For Milan, Asia-specific activations may follow a similar playbook: localized contests, watch-party integrations and exclusive content that funnels users into registered accounts. The difference is regulatory complexity across borders and the need to calibrate messaging to cultural expectations. Still, the same underlying economics apply. Teams monetize attention; operators acquire users at lower cost than pure media buys; and both sides share data to refine offers. The winners will be those that convert brand affinity into repeat usage without crossing responsible marketing lines.
Data and streaming power the next leg of acquisition
Behind the front-end sponsorships sits a race to control live data, streaming rights and the plumbing that powers in-play betting. Sportsbooks and suppliers are tightening alliances to unlock product depth and faster markets. In Latin America, First and Genius Sports extended their data and streaming partnership, with a focus on Brazil and neighboring leagues. The deal expands distribution of live feeds tied to top-flight competitions across the region and positions First as Genius’s official betting partner while Genius steers operators to First’s managed sportsbook stack.
That model—bundling premium data, streaming and a turnkey book—has resonance in Asia. As leagues and tournaments compete for screen time, reliable low-latency data becomes table stakes for same-game parlays and micro-bets that drive margin. Operators aligned with data leaders can launch markets faster and price risk more precisely, while teams see richer integrations in broadcasts and apps. A Milan partnership is most potent when live product is strong, localized and available on the devices fans already use.

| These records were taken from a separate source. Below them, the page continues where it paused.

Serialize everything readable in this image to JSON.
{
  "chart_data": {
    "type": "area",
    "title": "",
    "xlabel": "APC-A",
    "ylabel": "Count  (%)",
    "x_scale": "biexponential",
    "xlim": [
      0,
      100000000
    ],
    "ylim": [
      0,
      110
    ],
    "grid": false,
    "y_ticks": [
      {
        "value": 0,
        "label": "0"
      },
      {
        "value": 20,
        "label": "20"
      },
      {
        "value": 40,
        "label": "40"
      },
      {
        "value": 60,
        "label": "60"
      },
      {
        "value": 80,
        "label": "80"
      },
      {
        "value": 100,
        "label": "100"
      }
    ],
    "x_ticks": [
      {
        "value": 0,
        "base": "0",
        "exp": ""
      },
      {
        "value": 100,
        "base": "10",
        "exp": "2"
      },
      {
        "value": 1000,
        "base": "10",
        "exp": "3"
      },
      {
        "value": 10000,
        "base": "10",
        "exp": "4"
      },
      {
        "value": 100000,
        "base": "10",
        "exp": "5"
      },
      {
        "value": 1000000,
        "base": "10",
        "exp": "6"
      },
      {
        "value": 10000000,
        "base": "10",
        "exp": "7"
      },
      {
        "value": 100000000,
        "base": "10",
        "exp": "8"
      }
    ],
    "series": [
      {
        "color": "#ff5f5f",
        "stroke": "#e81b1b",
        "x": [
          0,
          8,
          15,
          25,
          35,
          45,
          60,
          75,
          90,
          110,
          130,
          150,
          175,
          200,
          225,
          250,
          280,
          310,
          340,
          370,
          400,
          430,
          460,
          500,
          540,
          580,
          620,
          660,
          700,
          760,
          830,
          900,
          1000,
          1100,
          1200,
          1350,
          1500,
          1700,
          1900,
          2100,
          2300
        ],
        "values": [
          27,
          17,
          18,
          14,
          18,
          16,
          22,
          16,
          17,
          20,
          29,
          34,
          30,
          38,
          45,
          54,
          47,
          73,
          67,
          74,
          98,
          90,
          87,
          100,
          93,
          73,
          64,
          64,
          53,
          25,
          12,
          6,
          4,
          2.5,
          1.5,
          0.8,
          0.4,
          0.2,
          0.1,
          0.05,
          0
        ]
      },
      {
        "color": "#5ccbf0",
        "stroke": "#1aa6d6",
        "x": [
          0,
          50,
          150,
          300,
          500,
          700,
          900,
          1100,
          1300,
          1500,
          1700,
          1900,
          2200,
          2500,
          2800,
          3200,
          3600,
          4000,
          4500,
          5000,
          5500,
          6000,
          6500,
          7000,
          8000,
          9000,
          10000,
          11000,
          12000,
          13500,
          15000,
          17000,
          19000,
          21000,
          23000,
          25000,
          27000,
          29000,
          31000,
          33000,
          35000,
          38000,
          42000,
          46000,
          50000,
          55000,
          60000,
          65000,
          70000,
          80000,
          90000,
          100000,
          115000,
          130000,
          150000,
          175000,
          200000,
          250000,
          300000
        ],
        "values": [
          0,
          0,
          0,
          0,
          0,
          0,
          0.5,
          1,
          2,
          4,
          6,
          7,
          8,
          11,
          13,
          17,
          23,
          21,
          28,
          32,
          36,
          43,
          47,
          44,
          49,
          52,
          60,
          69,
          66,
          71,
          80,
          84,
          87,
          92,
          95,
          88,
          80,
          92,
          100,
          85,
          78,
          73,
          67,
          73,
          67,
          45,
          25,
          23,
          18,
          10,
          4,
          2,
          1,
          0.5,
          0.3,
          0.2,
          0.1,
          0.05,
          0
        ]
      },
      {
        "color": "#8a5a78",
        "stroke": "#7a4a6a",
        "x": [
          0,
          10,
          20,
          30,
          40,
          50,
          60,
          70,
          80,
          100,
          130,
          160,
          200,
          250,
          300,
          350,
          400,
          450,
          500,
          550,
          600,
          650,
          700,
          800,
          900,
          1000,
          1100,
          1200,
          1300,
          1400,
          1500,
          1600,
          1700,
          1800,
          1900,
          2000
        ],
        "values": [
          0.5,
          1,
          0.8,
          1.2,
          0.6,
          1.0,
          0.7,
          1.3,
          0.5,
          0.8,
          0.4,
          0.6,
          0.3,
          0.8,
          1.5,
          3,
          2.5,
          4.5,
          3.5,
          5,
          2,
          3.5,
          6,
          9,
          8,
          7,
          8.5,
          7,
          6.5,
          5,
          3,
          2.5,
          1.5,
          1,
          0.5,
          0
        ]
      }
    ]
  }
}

Marketing chases marquee events to amplify brand resets
Sponsorship dollars are also clustering around tentpole events where global audiences are captive and social chatter spikes. Lottery.com used the Indianapolis 500 to relaunch its brands, splitting car livery between its core product and Sports.com in a dual-driver sponsorship. The bet was not just on race-day impressions but on a season-long program for one driver and the option to extend with the other. The approach underscores how rights holders and operators view marquee sports as accelerants for brand repositioning and customer acquisition.

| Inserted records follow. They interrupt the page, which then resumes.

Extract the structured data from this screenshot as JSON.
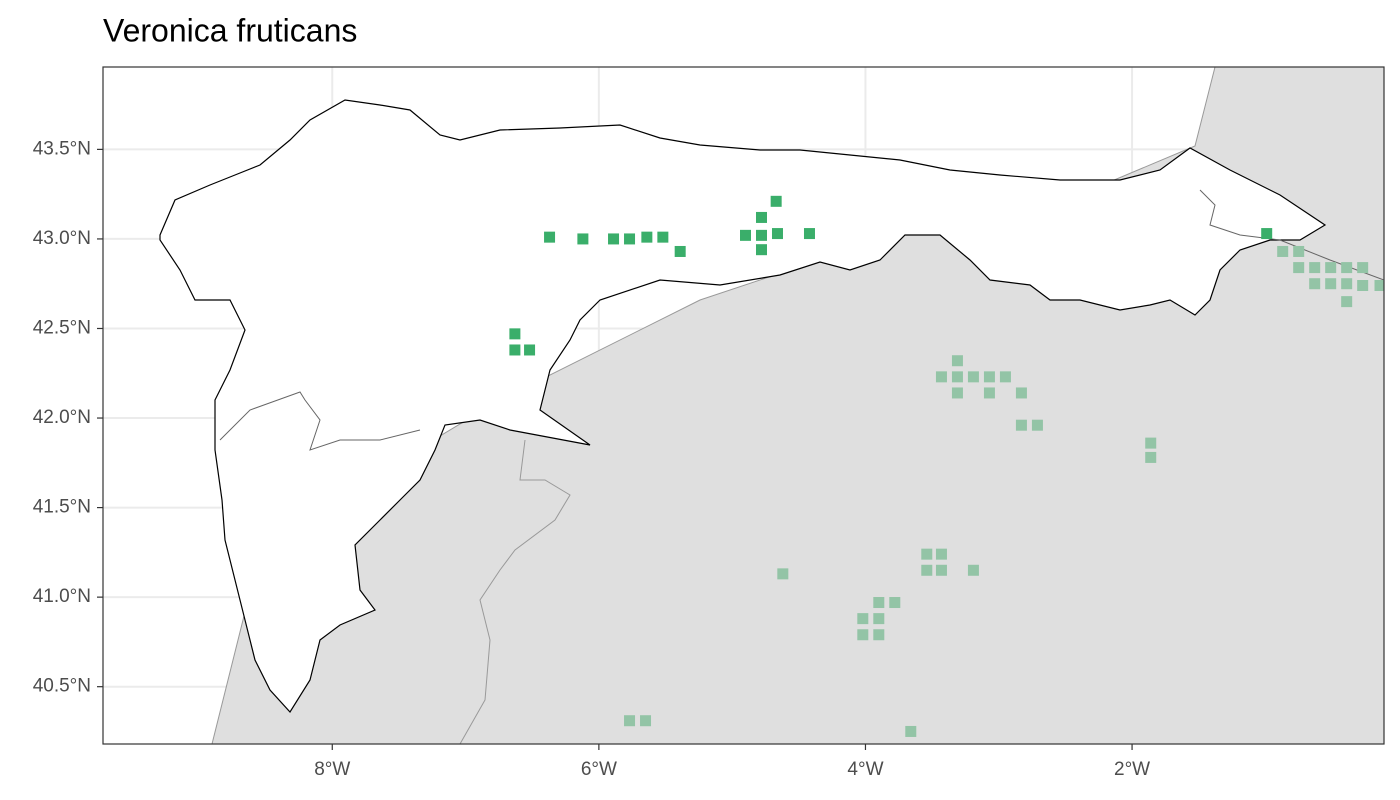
{
  "chart_data": {
    "type": "scatter",
    "title": "Veronica fruticans",
    "xlim": [
      -9.72,
      -0.11
    ],
    "ylim": [
      40.18,
      43.96
    ],
    "xticks": [
      {
        "value": -8,
        "label": "8°W"
      },
      {
        "value": -6,
        "label": "6°W"
      },
      {
        "value": -4,
        "label": "4°W"
      },
      {
        "value": -2,
        "label": "2°W"
      }
    ],
    "yticks": [
      {
        "value": 40.5,
        "label": "40.5°N"
      },
      {
        "value": 41,
        "label": "41.0°N"
      },
      {
        "value": 41.5,
        "label": "41.5°N"
      },
      {
        "value": 42,
        "label": "42.0°N"
      },
      {
        "value": 42.5,
        "label": "42.5°N"
      },
      {
        "value": 43,
        "label": "43.0°N"
      },
      {
        "value": 43.5,
        "label": "43.5°N"
      }
    ],
    "grid": true,
    "series": [
      {
        "color": "#3aae6a",
        "x": [
          -6.37,
          -6.12,
          -5.89,
          -5.77,
          -5.64,
          -5.52,
          -5.39,
          -4.9,
          -4.78,
          -4.78,
          -4.67,
          -4.66,
          -4.78,
          -4.42,
          -6.63,
          -6.63,
          -6.52,
          -0.99
        ],
        "y": [
          43.01,
          43.0,
          43.0,
          43.0,
          43.01,
          43.01,
          42.93,
          43.02,
          43.12,
          43.02,
          43.21,
          43.03,
          42.94,
          43.03,
          42.47,
          42.38,
          42.38,
          43.03
        ]
      },
      {
        "color": "#93c4a6",
        "x": [
          -0.87,
          -0.75,
          -0.75,
          -0.63,
          -0.63,
          -0.51,
          -0.51,
          -0.39,
          -0.39,
          -0.39,
          -0.27,
          -0.27,
          -0.14,
          -3.31,
          -3.43,
          -3.31,
          -3.19,
          -3.07,
          -2.95,
          -3.31,
          -3.07,
          -2.83,
          -2.83,
          -2.71,
          -1.86,
          -1.86,
          -3.54,
          -3.43,
          -3.54,
          -3.43,
          -3.19,
          -4.62,
          -3.9,
          -3.78,
          -4.02,
          -3.9,
          -4.02,
          -3.9,
          -5.77,
          -5.65,
          -3.66
        ],
        "y": [
          42.93,
          42.93,
          42.84,
          42.84,
          42.75,
          42.84,
          42.75,
          42.84,
          42.75,
          42.65,
          42.84,
          42.74,
          42.74,
          42.32,
          42.23,
          42.23,
          42.23,
          42.23,
          42.23,
          42.14,
          42.14,
          42.14,
          41.96,
          41.96,
          41.86,
          41.78,
          41.24,
          41.24,
          41.15,
          41.15,
          41.15,
          41.13,
          40.97,
          40.97,
          40.88,
          40.88,
          40.79,
          40.79,
          40.31,
          40.31,
          40.25
        ]
      }
    ]
  }
}
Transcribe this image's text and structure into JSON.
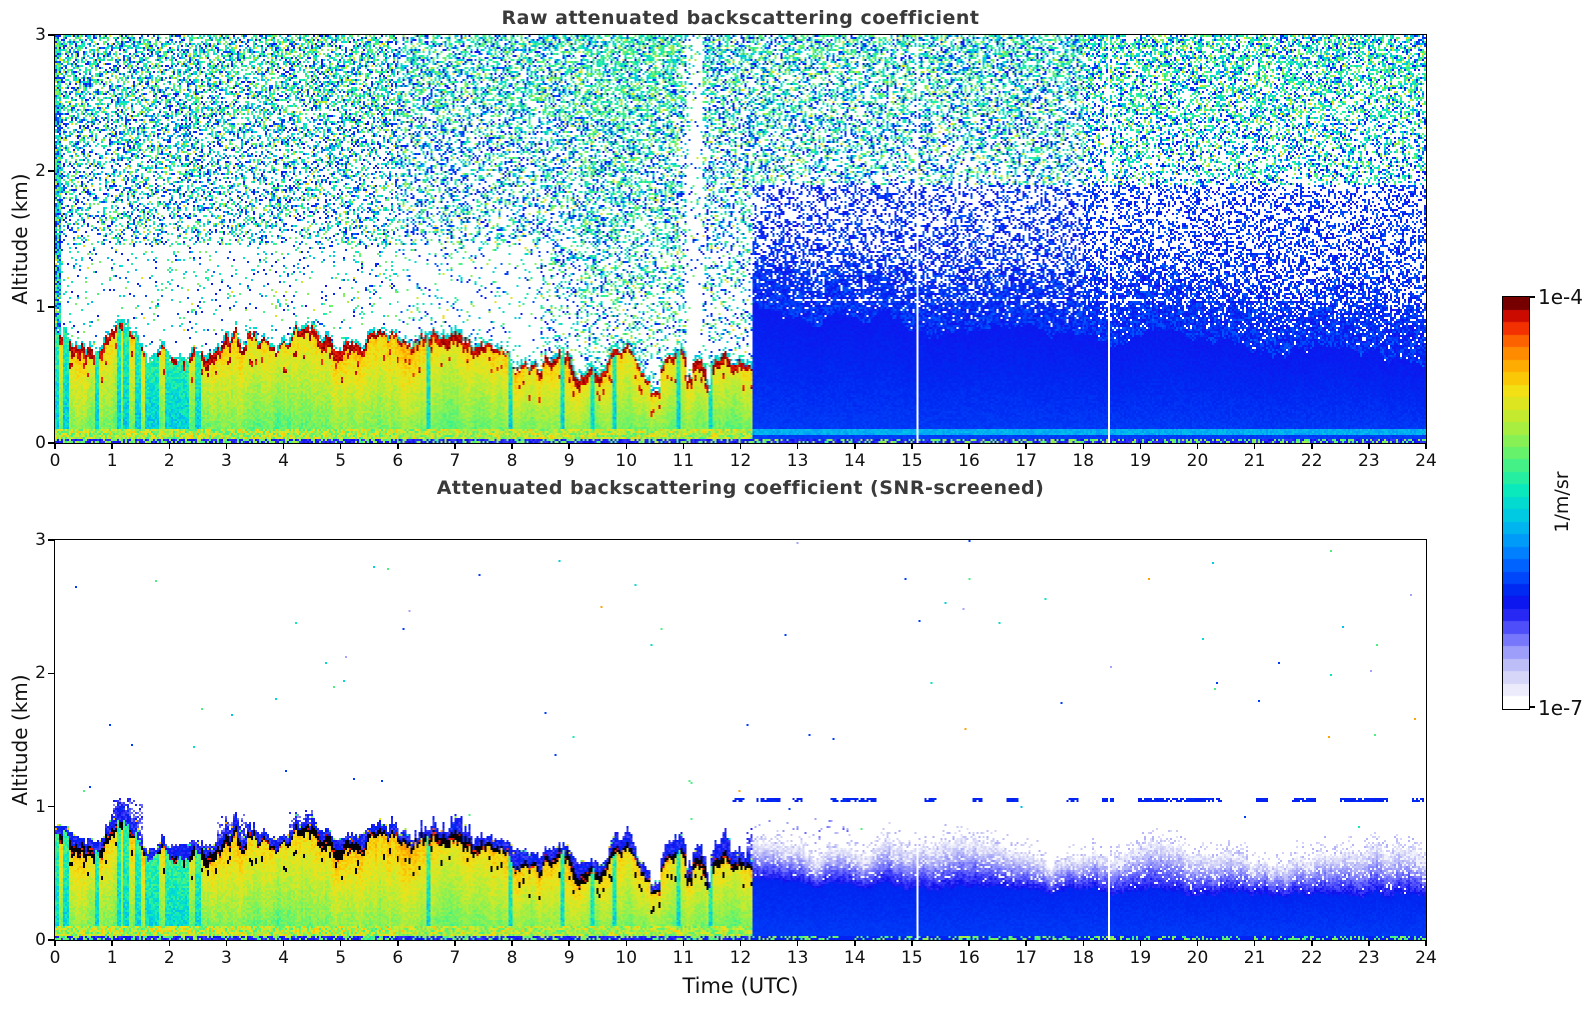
{
  "figure": {
    "background": "#ffffff"
  },
  "chart_data": {
    "type": "heatmap",
    "seed": 1234,
    "panels": [
      {
        "id": "raw",
        "title": "Raw attenuated backscattering coefficient"
      },
      {
        "id": "screened",
        "title": "Attenuated backscattering coefficient (SNR-screened)"
      }
    ],
    "x_axis": {
      "label": "Time (UTC)",
      "min": 0,
      "max": 24,
      "ticks": [
        0,
        1,
        2,
        3,
        4,
        5,
        6,
        7,
        8,
        9,
        10,
        11,
        12,
        13,
        14,
        15,
        16,
        17,
        18,
        19,
        20,
        21,
        22,
        23,
        24
      ]
    },
    "y_axis": {
      "label": "Altitude (km)",
      "min": 0,
      "max": 3,
      "ticks": [
        0,
        1,
        2,
        3
      ]
    },
    "colorbar": {
      "label": "1/m/sr",
      "max_label": "1e-4",
      "min_label": "1e-7",
      "scale": "log",
      "min": 1e-07,
      "max": 0.0001,
      "levels": 33,
      "stops": [
        [
          0.0,
          "#ffffff"
        ],
        [
          0.04,
          "#e6e6fa"
        ],
        [
          0.08,
          "#cbcbf8"
        ],
        [
          0.12,
          "#a4a4fa"
        ],
        [
          0.16,
          "#7373fc"
        ],
        [
          0.2,
          "#3e3efa"
        ],
        [
          0.24,
          "#1111ee"
        ],
        [
          0.28,
          "#0028f2"
        ],
        [
          0.33,
          "#0057ff"
        ],
        [
          0.38,
          "#0085ff"
        ],
        [
          0.43,
          "#00b0f2"
        ],
        [
          0.48,
          "#00d2de"
        ],
        [
          0.53,
          "#09e9bd"
        ],
        [
          0.58,
          "#35f193"
        ],
        [
          0.63,
          "#6cf366"
        ],
        [
          0.68,
          "#a0ef45"
        ],
        [
          0.73,
          "#cfe92a"
        ],
        [
          0.78,
          "#f2e015"
        ],
        [
          0.82,
          "#fdc303"
        ],
        [
          0.86,
          "#ff9d00"
        ],
        [
          0.9,
          "#ff6d00"
        ],
        [
          0.93,
          "#fa3900"
        ],
        [
          0.96,
          "#e11500"
        ],
        [
          0.98,
          "#b20000"
        ],
        [
          1.0,
          "#760000"
        ]
      ]
    },
    "aerosol_layer": {
      "t_utc": [
        0,
        1,
        2,
        3,
        4,
        5,
        6,
        7,
        8,
        9,
        10,
        11,
        12
      ],
      "top_km": [
        0.8,
        0.72,
        0.68,
        0.73,
        0.79,
        0.78,
        0.75,
        0.72,
        0.7,
        0.62,
        0.56,
        0.53,
        0.5
      ],
      "strong_band_thickness_km": 0.07,
      "ends_utc": 12.2
    },
    "raw_noise_blue_top_km": {
      "t_utc": [
        12,
        14,
        16,
        18,
        20,
        22,
        24
      ],
      "z_km": [
        0.95,
        0.88,
        0.82,
        0.78,
        0.72,
        0.68,
        0.64
      ]
    },
    "screened_solid_blue_top_km": {
      "t_utc": [
        12,
        14,
        16,
        18,
        20,
        22,
        24
      ],
      "z_km": [
        0.42,
        0.4,
        0.38,
        0.36,
        0.33,
        0.34,
        0.35
      ]
    },
    "screened_light_blue_top_km": {
      "t_utc": [
        12,
        14,
        16,
        18,
        20,
        22,
        24
      ],
      "z_km": [
        0.6,
        0.7,
        0.66,
        0.62,
        0.6,
        0.62,
        0.66
      ]
    },
    "artifact_line_km": 1.05,
    "data_gap_lines_utc": [
      15.1,
      18.45
    ],
    "quiet_noise_column_utc": [
      11.05,
      11.35
    ],
    "enhanced_noise_band_utc": [
      9.2,
      11.0
    ],
    "screened_blue_plumes": [
      {
        "t0": 1.0,
        "t1": 1.55,
        "top_km": 1.08
      },
      {
        "t0": 2.85,
        "t1": 3.35,
        "top_km": 0.95
      },
      {
        "t0": 4.1,
        "t1": 4.5,
        "top_km": 0.98
      },
      {
        "t0": 12.1,
        "t1": 13.9,
        "top_km": 0.92
      }
    ]
  }
}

For Milan and SureWin, the analog could be regional football showcases, preseason tours and digital match hubs that anchor campaigns. Tying acquisition pushes to moments of peak attention helps manage cost per acquisition and deliver measurable lifts across app installs and first-time deposits. It also gives regulators a clear window into how promotions are structured, which can build trust if responsible gambling safeguards are prominent.

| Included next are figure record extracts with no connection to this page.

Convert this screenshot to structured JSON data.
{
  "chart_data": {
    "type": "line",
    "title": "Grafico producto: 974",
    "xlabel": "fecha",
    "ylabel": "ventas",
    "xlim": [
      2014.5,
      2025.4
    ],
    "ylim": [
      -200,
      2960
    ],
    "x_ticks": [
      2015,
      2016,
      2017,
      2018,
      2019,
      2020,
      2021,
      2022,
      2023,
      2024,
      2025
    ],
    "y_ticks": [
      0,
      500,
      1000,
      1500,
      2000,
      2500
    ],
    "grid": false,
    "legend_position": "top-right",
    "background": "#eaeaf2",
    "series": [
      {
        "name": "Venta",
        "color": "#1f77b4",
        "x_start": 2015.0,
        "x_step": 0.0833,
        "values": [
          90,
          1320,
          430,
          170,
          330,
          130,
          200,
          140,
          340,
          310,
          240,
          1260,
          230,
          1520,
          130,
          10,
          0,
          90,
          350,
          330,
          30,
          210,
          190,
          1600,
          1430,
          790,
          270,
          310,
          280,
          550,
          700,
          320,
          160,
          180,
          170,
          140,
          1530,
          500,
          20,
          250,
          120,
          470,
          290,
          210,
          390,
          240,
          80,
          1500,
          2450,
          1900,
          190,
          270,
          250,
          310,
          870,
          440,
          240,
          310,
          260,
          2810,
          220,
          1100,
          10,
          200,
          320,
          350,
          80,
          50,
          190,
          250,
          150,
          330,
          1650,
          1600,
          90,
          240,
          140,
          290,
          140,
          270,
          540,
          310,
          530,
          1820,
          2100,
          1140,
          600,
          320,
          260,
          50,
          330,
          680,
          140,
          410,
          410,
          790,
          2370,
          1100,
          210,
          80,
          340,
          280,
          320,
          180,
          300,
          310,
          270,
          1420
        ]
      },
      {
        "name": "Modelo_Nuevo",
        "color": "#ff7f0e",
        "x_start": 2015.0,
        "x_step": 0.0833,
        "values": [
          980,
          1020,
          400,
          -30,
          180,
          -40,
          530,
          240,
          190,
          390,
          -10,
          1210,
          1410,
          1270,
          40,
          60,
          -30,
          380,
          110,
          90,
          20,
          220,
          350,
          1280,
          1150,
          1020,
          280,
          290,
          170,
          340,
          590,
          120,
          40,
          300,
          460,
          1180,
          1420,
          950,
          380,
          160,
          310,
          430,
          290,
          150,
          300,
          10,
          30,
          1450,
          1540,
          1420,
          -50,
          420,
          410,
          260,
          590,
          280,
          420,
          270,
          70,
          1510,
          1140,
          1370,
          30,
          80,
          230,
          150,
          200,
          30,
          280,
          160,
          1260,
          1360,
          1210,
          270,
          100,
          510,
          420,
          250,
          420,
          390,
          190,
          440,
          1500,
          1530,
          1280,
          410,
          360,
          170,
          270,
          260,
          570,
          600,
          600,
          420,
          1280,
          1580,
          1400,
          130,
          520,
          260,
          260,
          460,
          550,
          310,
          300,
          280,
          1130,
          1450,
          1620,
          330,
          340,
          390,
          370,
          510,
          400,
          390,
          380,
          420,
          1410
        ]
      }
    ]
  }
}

The through line across these developments is convergence. Clubs are commercializing reach, operators are professionalizing compliance and data, and regulators are shaping the pace and shape of growth. Milan’s Asia partnership lands at a moment when the Philippines is scaling, Latin America is codifying, and North America is tightening controls—each trend pushing sponsors to be more local, more compliant and more integrated. The next test is execution: whether fan-first activations, robust safeguards and premium live product can turn headline deals into durable, regulated revenue.